Con il secondo motivo, la ricorrente censurava il fatto che la corte d'appello avesse ritenuto che la delibera assunta dall'assemblea fosse valida perché fondata sulla volontà espressa dalle sottoscrittrici nella scrittura, incorrendo nell'errore, sia di ritenersi incompetente a decidere su un atto, sia di ritenere tale atto produttivo di effetti e vincolante tra le parti, dichiarando la delibera conforme alla legge, aggiungendo, nel terzo motivo di ricorso, che, per la Corte, l'installazione dell'ascensore era già stata decisa nella scrittura, lasciando alla deliberazione dell'assemblea solo la scelta dell'impianto e le modalità di realizzazione dell'opera, senza le maggioranze dei partecipanti al condominio e i due terzi del valore dell'edificio. Due motivi trattati, dalla Suprema Corte, congiuntamente e ritenuti infondati. La Corte d'Appello non aveva smentito gli accordi sottoscritti in precedenza dai due attori, limitandosi, ad affermare l'improponibilità della domanda di adempimento personalmente proposta dalla interventrice in ragione della propria competenza arbitrale. La decisione di installare l'ascensore, non costituiva, come pretendeva la ricorrente, un accordo tra privati senza effetti nei confronti del condominio, ma di un atto ad esso direttamente imputabile sul piano giuridico. L'assemblea condominiale, pertanto, a fronte della decisione già assunta dal condominio, era chiamata a decidere solo delle relative modalità esecutive, senza richiedere la maggioranza qualificata imposta per le innovazioni.

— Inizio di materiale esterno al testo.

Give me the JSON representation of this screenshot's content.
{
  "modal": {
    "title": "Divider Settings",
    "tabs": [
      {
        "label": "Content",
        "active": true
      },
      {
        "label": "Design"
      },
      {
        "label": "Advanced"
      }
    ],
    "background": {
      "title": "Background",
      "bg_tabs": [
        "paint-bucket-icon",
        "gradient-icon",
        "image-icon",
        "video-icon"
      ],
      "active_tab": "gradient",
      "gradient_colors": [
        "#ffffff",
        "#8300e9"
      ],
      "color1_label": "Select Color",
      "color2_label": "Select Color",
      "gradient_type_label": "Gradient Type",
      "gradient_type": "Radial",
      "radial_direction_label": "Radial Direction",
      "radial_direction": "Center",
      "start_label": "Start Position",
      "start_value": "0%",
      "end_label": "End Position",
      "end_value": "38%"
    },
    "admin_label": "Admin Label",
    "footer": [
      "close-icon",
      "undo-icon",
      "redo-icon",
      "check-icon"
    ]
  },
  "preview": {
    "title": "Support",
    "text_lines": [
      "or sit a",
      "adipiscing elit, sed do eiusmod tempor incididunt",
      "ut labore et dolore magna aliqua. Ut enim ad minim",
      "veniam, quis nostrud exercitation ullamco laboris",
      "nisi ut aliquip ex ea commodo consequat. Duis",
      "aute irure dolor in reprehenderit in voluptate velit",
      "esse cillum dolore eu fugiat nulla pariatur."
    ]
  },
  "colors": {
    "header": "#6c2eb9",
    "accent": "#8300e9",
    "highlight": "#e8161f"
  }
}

Gli ermellini hanno ritenuto infondato anche il quarto ed ultimo motivo di ricorso legato alle disposizioni in tema di sicurezza relative alla misura delle scale che, per la ricorrente, sarebbero imperative. Le “specifiche” riguardanti l'ampiezza di una parte comune come le scale, non sono inderogabili, per cui la corte d'appello, nella parte in cui aveva ritenuto che, in ragione degli impegni assunti, le parti avevano inteso implicitamente derogare a tale disciplina, aveva fatto corretta applicazione delle relative norme senza meritare le censure svolte dalla ricorrente.
La Corte ha, così, rigettato il ricorso, condannando la ricorrente a rimborsare ai controricorrenti le spese di lite, liquidate, per ciascuno di essi, in euro 3.700,00, di cui euro 200,00 per esborsi, oltre accessori di legge e spese generali nella misura del 15%.